The idea that the scientific method is easily mucked up opens up a whole host of mind-bending questions. (What if there’s a publication bias toward studies about publication bias? Eeek…). It forces us to stop and think about the fledgling world of arts research – a world that has desperately wanted to find good, hard scientific evidence of impact for a long time. Randomized controlled trials, double-blind studies and other sophisticated research methods seemed like a holy grail, promising that if we could cleverly adapt them to meet our needs, we would have indisputable evidence of the importance of the arts, and good, hard data to guide how we direct our resources. In light of these controversies, should we question our desire to be better researchers?

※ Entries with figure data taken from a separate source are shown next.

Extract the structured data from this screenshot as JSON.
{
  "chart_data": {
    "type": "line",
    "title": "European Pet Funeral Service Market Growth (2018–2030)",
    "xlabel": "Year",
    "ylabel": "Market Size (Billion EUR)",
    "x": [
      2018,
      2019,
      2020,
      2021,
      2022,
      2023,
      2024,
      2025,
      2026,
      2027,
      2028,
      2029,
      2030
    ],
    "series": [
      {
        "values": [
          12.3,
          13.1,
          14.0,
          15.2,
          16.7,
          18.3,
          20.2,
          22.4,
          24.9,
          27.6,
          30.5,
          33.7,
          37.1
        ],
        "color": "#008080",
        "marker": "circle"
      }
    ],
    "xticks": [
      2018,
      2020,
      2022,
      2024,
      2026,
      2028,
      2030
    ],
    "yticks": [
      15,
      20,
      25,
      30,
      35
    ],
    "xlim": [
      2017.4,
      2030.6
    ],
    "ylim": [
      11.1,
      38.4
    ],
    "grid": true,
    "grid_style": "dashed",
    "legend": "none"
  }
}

No – but we should learn from others’ mistakes, and take a hard look at institutional issues common across our fields. Many of the problems the scientific community is experiencing aren’t about the tools scientists have at their disposal, but the cultures in which those tools are used. A few months ago the editors of two high-profile medical journals, Drs. Ferric Fang and Arturo Casadevall, put out a call for “structural reforms” to combat a “hypercompetitive” and “insecure” working environment they believe to be the heart of the issue. The structural flaws they identify include inadequate resources, a “leaky pipeline” of emerging talent, agenda-driven funding and administrative bloat.
Sound familiar?
The long-term implications on all research communities will unfold over time. Many of Fang and Casadevall’s recommendations are similar to those made within our own field: directing more funding toward salary support to increase job stability, streamlining grant application and reporting processes, and examining the strengths and weaknesses of peer grant review. A number of other ideas have been floated that may change established research practices. Creating a “journal of good questions” that decides which studies to publish before their results are known would reward researchers for their curiosity and the strength of their proposed methodology. Limiting the “degrees of freedom” researchers have in gathering additional data if their original data set does not yield anything “interesting” would limit significance chasing and, in theory, create a culture more tolerant of inconclusive results.
Regardless of which, if any, of these ideas stick, we need to acknowledge two things: a) our research is in all likelihood as prone, if not more prone, to these problems as the “hard sciences,” and b) the “best practices” we have been trying to emulate are not “fixed practices.” It’s often said that what arts researchers seek to measure is too squishy to fit into the traditional scientific process. If more and more people are realizing the process has a squish of its own – well then, maybe we don’t need to play “catch up” so much as try new things.
We may even come up with ideas useful to the more “established” fields we have been trying to emulate. The authors of the study in the first (less depressing) New York Times article concluded the preschoolers they observed behaved like scientists because they “form[ed] hypotheses, [ran] experiments, calculat[ed] probabilities and decipher[ed] causal relationships about the world.” I suspect that a group of arts researchers, observing the same group of children, would have interpreted those same behaviors as artistic. Human instinct drives scientific inquiry and artistic inquiry, and muddies both. Artists, one could argue, are a little more used to the mud.